San Miguel de Lillo ist eine vorromantische Kirche auf dem Berg Naranco bei Oviedo, die nach einem Basilika-Grundriss mit drei Schiffen gebaut wurde. Das Gebäude zeichnet sich durch hohe Säulen mit verzierten Kapitellen und charakteristische Steinfiligran-Fenster aus, die der Fassade ein durchbrochenes Muster geben.
König Ramiro I. von Asturien erbaute diese Kirche 842 und weihte sie zusammen mit seiner Frau Paterna 848 ein. Der Bau zeigt die frühchristliche Architektur der asturischen Region während des frühen Mittelalters.

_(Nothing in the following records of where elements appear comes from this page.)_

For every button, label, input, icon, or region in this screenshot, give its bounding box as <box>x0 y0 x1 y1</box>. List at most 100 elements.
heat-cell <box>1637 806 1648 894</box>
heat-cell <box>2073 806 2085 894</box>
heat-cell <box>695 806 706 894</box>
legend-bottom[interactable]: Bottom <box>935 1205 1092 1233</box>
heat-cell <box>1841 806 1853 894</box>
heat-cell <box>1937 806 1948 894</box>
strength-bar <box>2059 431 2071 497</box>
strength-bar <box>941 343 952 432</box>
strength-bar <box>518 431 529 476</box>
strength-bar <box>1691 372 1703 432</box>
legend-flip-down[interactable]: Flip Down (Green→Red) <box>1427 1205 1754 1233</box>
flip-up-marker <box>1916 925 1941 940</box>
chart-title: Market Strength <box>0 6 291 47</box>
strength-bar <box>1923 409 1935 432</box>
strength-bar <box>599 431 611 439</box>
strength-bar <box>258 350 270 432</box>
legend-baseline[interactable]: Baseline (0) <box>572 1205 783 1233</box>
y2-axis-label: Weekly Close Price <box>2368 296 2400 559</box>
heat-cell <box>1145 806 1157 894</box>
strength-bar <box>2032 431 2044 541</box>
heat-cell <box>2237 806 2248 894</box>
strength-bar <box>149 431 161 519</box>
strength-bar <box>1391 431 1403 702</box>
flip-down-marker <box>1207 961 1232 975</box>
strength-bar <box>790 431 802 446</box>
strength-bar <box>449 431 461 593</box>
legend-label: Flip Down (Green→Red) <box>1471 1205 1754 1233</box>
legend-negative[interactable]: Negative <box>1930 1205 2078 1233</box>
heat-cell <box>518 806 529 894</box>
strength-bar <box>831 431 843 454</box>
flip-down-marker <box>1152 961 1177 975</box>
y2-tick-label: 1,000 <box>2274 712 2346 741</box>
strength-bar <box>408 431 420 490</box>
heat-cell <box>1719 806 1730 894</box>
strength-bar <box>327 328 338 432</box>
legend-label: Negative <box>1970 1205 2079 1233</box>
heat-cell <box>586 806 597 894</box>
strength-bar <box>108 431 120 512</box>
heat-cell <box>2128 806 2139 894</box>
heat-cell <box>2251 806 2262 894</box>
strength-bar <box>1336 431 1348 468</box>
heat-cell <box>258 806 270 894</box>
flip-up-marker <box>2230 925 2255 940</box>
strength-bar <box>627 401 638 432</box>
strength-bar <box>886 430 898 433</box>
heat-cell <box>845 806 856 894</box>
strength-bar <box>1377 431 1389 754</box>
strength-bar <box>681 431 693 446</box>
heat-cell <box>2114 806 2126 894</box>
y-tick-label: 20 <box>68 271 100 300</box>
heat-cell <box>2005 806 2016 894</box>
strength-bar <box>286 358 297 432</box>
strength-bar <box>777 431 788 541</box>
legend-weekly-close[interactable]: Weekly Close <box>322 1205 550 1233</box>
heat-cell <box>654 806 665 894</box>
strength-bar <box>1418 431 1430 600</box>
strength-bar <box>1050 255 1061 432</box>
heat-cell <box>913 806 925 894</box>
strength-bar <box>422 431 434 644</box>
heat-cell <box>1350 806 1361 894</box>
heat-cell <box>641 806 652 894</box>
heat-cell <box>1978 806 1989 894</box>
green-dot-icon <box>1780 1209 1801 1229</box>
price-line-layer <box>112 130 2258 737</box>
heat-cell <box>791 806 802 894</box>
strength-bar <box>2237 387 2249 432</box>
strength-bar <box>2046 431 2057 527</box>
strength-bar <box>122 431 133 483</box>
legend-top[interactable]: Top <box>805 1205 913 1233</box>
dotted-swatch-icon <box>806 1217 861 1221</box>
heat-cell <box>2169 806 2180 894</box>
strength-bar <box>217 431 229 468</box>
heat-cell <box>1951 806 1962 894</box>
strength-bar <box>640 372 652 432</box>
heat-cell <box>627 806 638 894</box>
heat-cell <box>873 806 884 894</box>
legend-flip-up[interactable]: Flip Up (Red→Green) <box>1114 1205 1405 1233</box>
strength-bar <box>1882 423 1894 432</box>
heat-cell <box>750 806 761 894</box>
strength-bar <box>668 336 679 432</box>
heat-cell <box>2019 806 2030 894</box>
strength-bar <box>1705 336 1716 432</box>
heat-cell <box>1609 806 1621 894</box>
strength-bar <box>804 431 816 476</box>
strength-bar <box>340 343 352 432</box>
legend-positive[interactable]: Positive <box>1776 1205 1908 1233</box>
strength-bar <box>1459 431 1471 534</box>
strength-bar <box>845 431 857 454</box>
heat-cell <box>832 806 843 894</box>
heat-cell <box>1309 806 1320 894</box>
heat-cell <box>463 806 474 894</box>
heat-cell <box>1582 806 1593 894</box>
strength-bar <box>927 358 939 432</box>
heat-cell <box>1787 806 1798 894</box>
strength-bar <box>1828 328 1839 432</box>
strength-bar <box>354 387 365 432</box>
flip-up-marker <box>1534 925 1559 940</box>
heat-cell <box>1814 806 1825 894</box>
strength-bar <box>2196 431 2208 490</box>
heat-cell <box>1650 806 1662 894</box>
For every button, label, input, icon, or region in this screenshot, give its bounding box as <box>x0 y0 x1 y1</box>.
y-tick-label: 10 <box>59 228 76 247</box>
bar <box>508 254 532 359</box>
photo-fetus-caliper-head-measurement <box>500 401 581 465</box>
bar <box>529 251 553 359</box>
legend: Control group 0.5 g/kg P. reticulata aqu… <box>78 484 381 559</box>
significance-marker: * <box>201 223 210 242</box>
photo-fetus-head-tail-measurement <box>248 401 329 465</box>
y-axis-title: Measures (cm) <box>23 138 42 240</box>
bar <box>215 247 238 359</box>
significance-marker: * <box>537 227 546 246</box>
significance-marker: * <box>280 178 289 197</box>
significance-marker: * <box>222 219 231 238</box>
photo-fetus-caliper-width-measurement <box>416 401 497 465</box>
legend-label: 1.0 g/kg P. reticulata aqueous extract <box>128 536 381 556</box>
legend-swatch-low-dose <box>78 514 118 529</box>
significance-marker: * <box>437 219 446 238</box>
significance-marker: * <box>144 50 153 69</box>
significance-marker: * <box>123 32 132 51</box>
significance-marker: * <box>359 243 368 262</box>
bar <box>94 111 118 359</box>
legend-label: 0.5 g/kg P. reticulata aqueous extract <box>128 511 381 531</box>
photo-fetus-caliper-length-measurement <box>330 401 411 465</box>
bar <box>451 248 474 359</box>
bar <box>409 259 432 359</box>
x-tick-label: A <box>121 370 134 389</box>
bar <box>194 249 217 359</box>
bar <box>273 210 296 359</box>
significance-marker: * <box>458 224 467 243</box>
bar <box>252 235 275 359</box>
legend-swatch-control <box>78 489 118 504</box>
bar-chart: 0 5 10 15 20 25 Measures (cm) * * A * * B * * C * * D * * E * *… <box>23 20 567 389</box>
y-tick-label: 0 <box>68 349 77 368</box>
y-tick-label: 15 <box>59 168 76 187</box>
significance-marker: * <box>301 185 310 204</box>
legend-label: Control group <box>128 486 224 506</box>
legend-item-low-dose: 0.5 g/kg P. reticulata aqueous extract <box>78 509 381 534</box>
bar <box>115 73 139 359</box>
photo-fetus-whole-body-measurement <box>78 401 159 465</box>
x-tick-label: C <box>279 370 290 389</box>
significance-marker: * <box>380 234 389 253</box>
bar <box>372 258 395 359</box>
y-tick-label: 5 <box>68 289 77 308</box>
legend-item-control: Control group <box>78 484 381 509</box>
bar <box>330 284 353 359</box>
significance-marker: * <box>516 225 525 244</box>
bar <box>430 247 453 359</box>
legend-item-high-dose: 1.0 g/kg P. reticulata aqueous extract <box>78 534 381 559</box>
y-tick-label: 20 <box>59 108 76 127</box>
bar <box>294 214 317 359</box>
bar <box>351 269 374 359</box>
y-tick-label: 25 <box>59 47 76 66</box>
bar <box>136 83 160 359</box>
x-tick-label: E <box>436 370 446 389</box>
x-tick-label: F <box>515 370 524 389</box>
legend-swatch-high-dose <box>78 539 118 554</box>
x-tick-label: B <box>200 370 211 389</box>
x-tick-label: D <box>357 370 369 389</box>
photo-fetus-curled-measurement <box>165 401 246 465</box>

Die Kirche zeigt Merkmale, die byzantinische und nordafrikanische Kunsttraditionen widerspiegeln, insbesondere in ihren Marmorsäulen und verzierten Kapitellen. Diese ästhetischen Einflüsse lassen sich in den Steinmustern und dekorativen Details erkennen, die bis heute sichtbar sind.
Das Gebäude ist über einen etwa 150 Meter langen Weg vom Parkplatz erreichbar und liegt neben der Kirche Santa María del Naranco. Es empfiehlt sich, bequeme Schuhe zu tragen, da der Weg bergauf führt und die Gegend zu Fuß am besten zu erkunden ist.
Das Gebäude enthält ein seltenes erhöhtes Podium, das über eine enge Steintreppe zugänglich ist und vier verzierte Bögen aufweist. Diese vier Bögen entsprechen vier separaten Türen und bilden ein außergewöhnliches architektonisches Merkmal aus der vorromantischen Zeit.